Riki Michele Palmer (vocals, Adam Again, singer and songwriter):
"Gene and I were family. We went through all the things that families go through, and we still came out as family. There are bonds that can't quite be explained, and our whole circle of friends has those bonds. There were so many things that Gene couldn't say, but that he certainly felt. That's where the songs came in. They were vehicles to try and make sense out of so much. Those songs still make me dance, laugh, cry and sing. They will be with me always."
Mike Roe (77s, Lost Dogs):
"My life has turned an irrevocable page today. I will never be the same after this. God finally got my attention. Life is precious and short. If Christ is not at the center animating all of it, I might as well be dead, too. Please pray that this very big wake-up call will inspire, rather than crush, all of us that remain together in this veil of tears. Perhaps I will learn to love more and better because of this."

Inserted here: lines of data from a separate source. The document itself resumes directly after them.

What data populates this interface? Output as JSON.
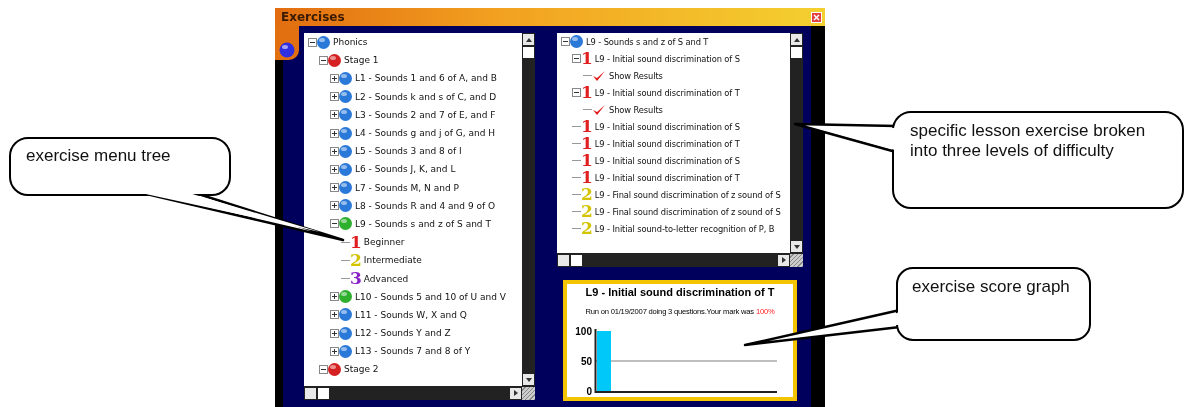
{
  "window": {
    "title": "Exercises"
  },
  "left_tree": {
    "items": [
      {
        "label": "Phonics",
        "kind": "ball",
        "color": "#2a78d8",
        "expanded": true,
        "children": [
          {
            "label": "Stage 1",
            "kind": "ball",
            "color": "#d42020",
            "expanded": true,
            "children": [
              {
                "label": "L1 - Sounds 1 and 6 of A, and B",
                "kind": "ball",
                "color": "#2a78d8",
                "expanded": false
              },
              {
                "label": "L2 - Sounds k and s of C, and D",
                "kind": "ball",
                "color": "#2a78d8",
                "expanded": false
              },
              {
                "label": "L3 - Sounds 2 and 7 of E, and F",
                "kind": "ball",
                "color": "#2a78d8",
                "expanded": false
              },
              {
                "label": "L4 - Sounds g and j of G, and H",
                "kind": "ball",
                "color": "#2a78d8",
                "expanded": false
              },
              {
                "label": "L5 - Sounds 3 and 8 of I",
                "kind": "ball",
                "color": "#2a78d8",
                "expanded": false
              },
              {
                "label": "L6 - Sounds J, K, and L",
                "kind": "ball",
                "color": "#2a78d8",
                "expanded": false
              },
              {
                "label": "L7 - Sounds M, N and P",
                "kind": "ball",
                "color": "#2a78d8",
                "expanded": false
              },
              {
                "label": "L8 - Sounds R and 4 and 9 of O",
                "kind": "ball",
                "color": "#2a78d8",
                "expanded": false
              },
              {
                "label": "L9 - Sounds s and z of S and T",
                "kind": "ball",
                "color": "#2eb02e",
                "expanded": true,
                "children": [
                  {
                    "label": "Beginner",
                    "kind": "level",
                    "numeral": "1",
                    "color": "#e02020"
                  },
                  {
                    "label": "Intermediate",
                    "kind": "level",
                    "numeral": "2",
                    "color": "#d4c400"
                  },
                  {
                    "label": "Advanced",
                    "kind": "level",
                    "numeral": "3",
                    "color": "#8a20c8"
                  }
                ]
              },
              {
                "label": "L10 - Sounds 5 and 10 of U and V",
                "kind": "ball",
                "color": "#2eb02e",
                "expanded": false
              },
              {
                "label": "L11 - Sounds W, X and Q",
                "kind": "ball",
                "color": "#2a78d8",
                "expanded": false
              },
              {
                "label": "L12 - Sounds Y and Z",
                "kind": "ball",
                "color": "#2a78d8",
                "expanded": false
              },
              {
                "label": "L13 - Sounds 7 and 8 of Y",
                "kind": "ball",
                "color": "#2a78d8",
                "expanded": false
              }
            ]
          },
          {
            "label": "Stage 2",
            "kind": "ball",
            "color": "#d42020",
            "expanded": true
          }
        ]
      }
    ]
  },
  "right_tree": {
    "items": [
      {
        "label": "L9 - Sounds s and z of S and T",
        "kind": "ball",
        "color": "#2a78d8",
        "expanded": true,
        "children": [
          {
            "label": "L9 - Initial sound discrimination of S",
            "kind": "level",
            "numeral": "1",
            "color": "#e02020",
            "expanded": true,
            "children": [
              {
                "label": "Show Results",
                "kind": "check"
              }
            ]
          },
          {
            "label": "L9 - Initial sound discrimination of T",
            "kind": "level",
            "numeral": "1",
            "color": "#e02020",
            "expanded": true,
            "children": [
              {
                "label": "Show Results",
                "kind": "check"
              }
            ]
          },
          {
            "label": "L9 - Initial sound discrimination of S",
            "kind": "level",
            "numeral": "1",
            "color": "#e02020"
          },
          {
            "label": "L9 - Initial sound discrimination of T",
            "kind": "level",
            "numeral": "1",
            "color": "#e02020"
          },
          {
            "label": "L9 - Initial sound discrimination of S",
            "kind": "level",
            "numeral": "1",
            "color": "#e02020"
          },
          {
            "label": "L9 - Initial sound discrimination of T",
            "kind": "level",
            "numeral": "1",
            "color": "#e02020"
          },
          {
            "label": "L9 - Final sound discrimination of z sound of S",
            "kind": "level",
            "numeral": "2",
            "color": "#d4c400"
          },
          {
            "label": "L9 - Final sound discrimination of z sound of S",
            "kind": "level",
            "numeral": "2",
            "color": "#d4c400"
          },
          {
            "label": "L9 - Initial sound-to-letter recognition of P, B",
            "kind": "level",
            "numeral": "2",
            "color": "#d4c400"
          }
        ]
      }
    ]
  },
  "score_panel": {
    "title": "L9 - Initial sound discrimination of T",
    "summary": "Run on 01/19/2007 doing 3 questions.Your mark was",
    "mark": "100%",
    "chart_data": {
      "type": "bar",
      "values": [
        100
      ],
      "ylim": [
        0,
        100
      ],
      "yticks": [
        0,
        50,
        100
      ]
    }
  },
  "callouts": [
    {
      "text": "exercise menu tree"
    },
    {
      "text": "specific lesson exercise broken into three levels of difficulty"
    },
    {
      "text": "exercise score graph"
    }
  ]
}
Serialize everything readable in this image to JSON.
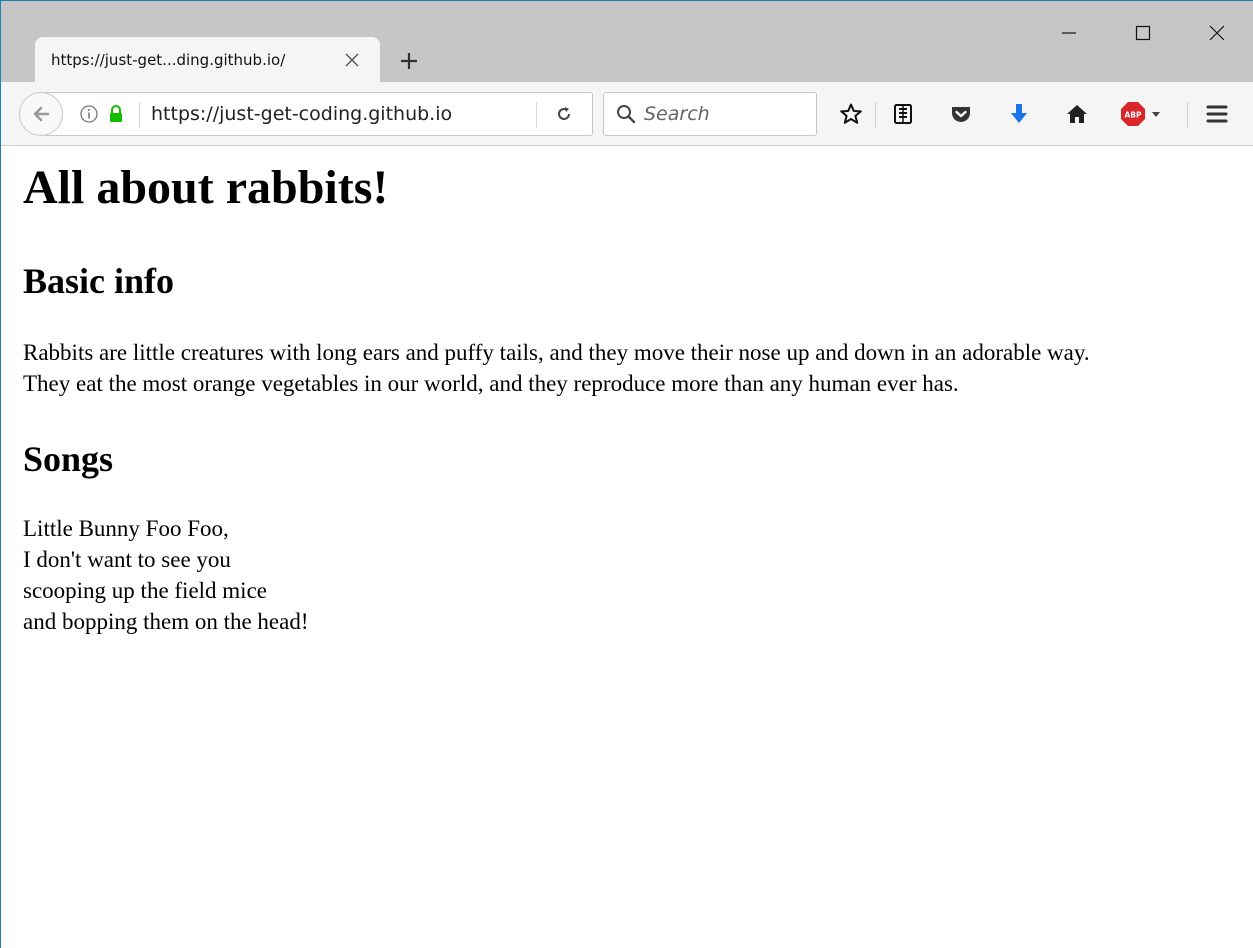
{
  "browser": {
    "tab": {
      "title": "https://just-get...ding.github.io/"
    },
    "url": "https://just-get-coding.github.io",
    "search": {
      "placeholder": "Search"
    }
  },
  "page": {
    "heading": "All about rabbits!",
    "sections": [
      {
        "heading": "Basic info",
        "paragraph_lines": [
          "Rabbits are little creatures with long ears and puffy tails, and they move their nose up and down in an adorable way.",
          "They eat the most orange vegetables in our world, and they reproduce more than any human ever has."
        ]
      },
      {
        "heading": "Songs",
        "paragraph_lines": [
          "Little Bunny Foo Foo,",
          "I don't want to see you",
          "scooping up the field mice",
          "and bopping them on the head!"
        ]
      }
    ]
  },
  "colors": {
    "download_arrow": "#1a73e8",
    "lock_green": "#12bc00",
    "abp_red": "#d8262b"
  },
  "icons": {
    "back": "back-arrow-icon",
    "info": "info-icon",
    "lock": "lock-icon",
    "reload": "reload-icon",
    "search": "search-icon",
    "bookmark": "star-icon",
    "reader": "reader-view-icon",
    "pocket": "pocket-icon",
    "downloads": "download-icon",
    "home": "home-icon",
    "adblock": "adblock-plus-icon",
    "menu": "hamburger-menu-icon"
  }
}
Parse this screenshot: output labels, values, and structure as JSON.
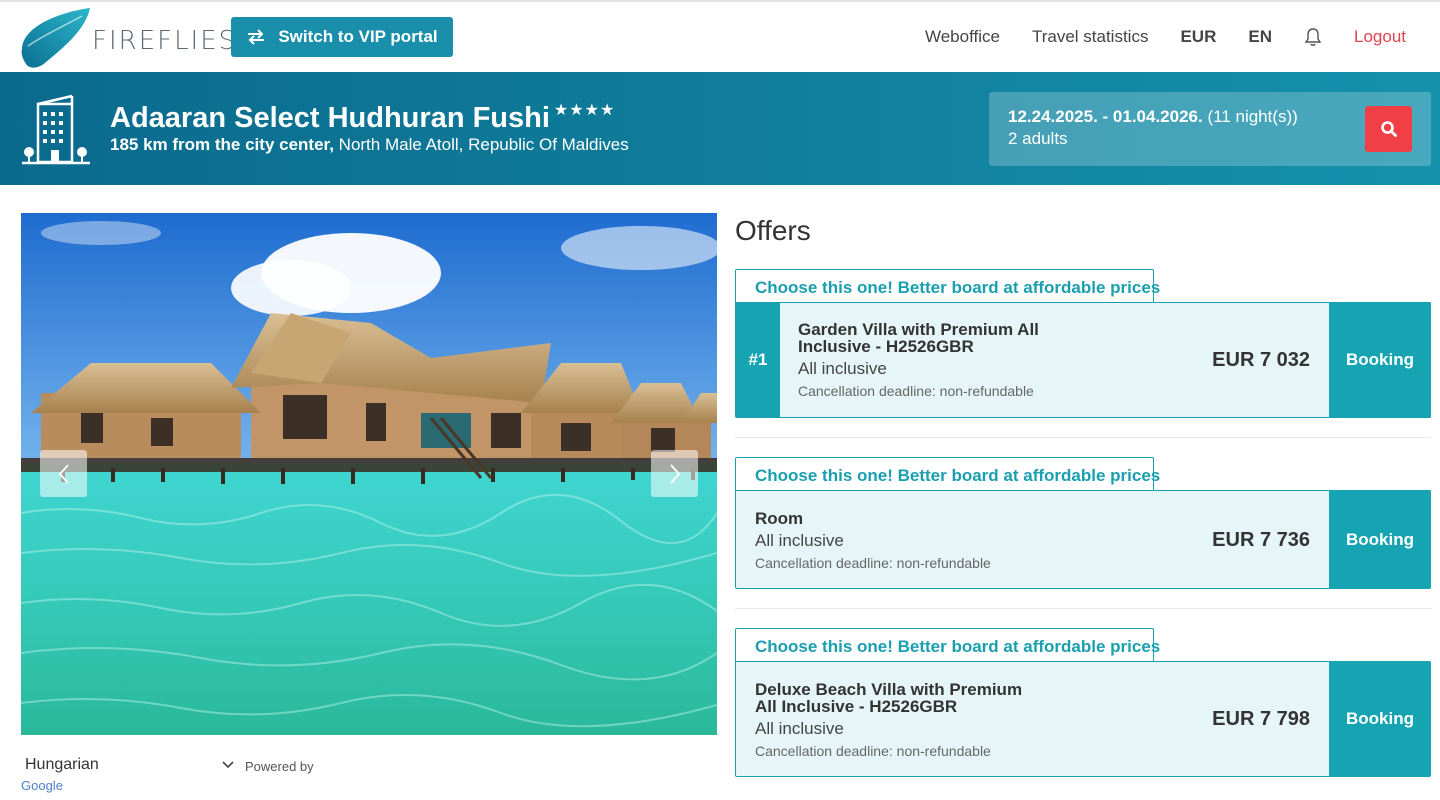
{
  "brand": {
    "name": "FIREFLIES"
  },
  "header": {
    "vip_button": "Switch to VIP portal",
    "nav": {
      "weboffice": "Weboffice",
      "travel_statistics": "Travel statistics",
      "currency": "EUR",
      "language": "EN",
      "logout": "Logout"
    }
  },
  "hotel": {
    "name": "Adaaran Select Hudhuran Fushi",
    "stars": "★★★★",
    "distance": "185 km from the city center,",
    "location": " North Male Atoll, Republic Of Maldives"
  },
  "search": {
    "dates": "12.24.2025. - 01.04.2026.",
    "nights": " (11 night(s))",
    "guests": "2 adults"
  },
  "translate": {
    "language": "Hungarian",
    "powered_by": "Powered by",
    "google": "Google"
  },
  "offers": {
    "title": "Offers",
    "items": [
      {
        "tag": "Choose this one! Better board at affordable prices",
        "rank": "#1",
        "room_line1": "Garden Villa with Premium All",
        "room_line2": "Inclusive - H2526GBR",
        "board": "All inclusive",
        "cancellation": "Cancellation deadline: non-refundable",
        "price": "EUR 7 032",
        "button": "Booking"
      },
      {
        "tag": "Choose this one! Better board at affordable prices",
        "room_line1": "Room",
        "board": "All inclusive",
        "cancellation": "Cancellation deadline: non-refundable",
        "price": "EUR 7 736",
        "button": "Booking"
      },
      {
        "tag": "Choose this one! Better board at affordable prices",
        "room_line1": "Deluxe Beach Villa with Premium",
        "room_line2": "All Inclusive - H2526GBR",
        "board": "All inclusive",
        "cancellation": "Cancellation deadline: non-refundable",
        "price": "EUR 7 798",
        "button": "Booking"
      }
    ]
  },
  "colors": {
    "brand_teal": "#1a8fac",
    "offer_teal": "#16a3b2",
    "search_red": "#f04046",
    "logout_red": "#e0444f"
  },
  "icons": [
    "logo-mark",
    "swap-icon",
    "bell-icon",
    "hotel-building-icon",
    "search-icon",
    "chevron-left-icon",
    "chevron-right-icon",
    "chevron-down-icon"
  ]
}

Tim Taber (Prayer Chain, Transparent Artist Management):
"Gene was one of a kind. I've heard a lot of people talking about him, and the same thing comes up. It's this intangible knack Gene had to make people feel welcome, appreciated, loved, cared for. You met Gene, and you wanted to be around him."
Joe Taylor (artist, co-owner, Brainstorm, Innocent Media):
"Beautiful Gene, lovely Gene, can we meet at your place or mine to go over some things? I love you, beautiful Gene."
Terry Taylor (Daniel Amos, Swirling Eddies, Lost Dogs):
"Gene was the kind of person you wanted to get to know. You loved him instantly. He had that power, charm, charisma ... I tend to think that was the most spiritual part of him, that part that people responded to most instinctively. Gene was also a guy that struggled with his faith, who had dark things in his life -- like we all do -- but who lived his life authentically. He truly was an artist, and he truly managed to make divine, holy things out of the darkness of his life."
Paul Valadez (bassist, Adam Again):
"I first got to know Gene when I was in seventh grade in south Pomona, where a few of us in the neighborhood formed a band that started off playing Top 40 songs we heard on the radio. We have been playing together ever since. As far as his musical talent, Gene made all of his hard work seem easy. He was a natural in the studio, and on the stage."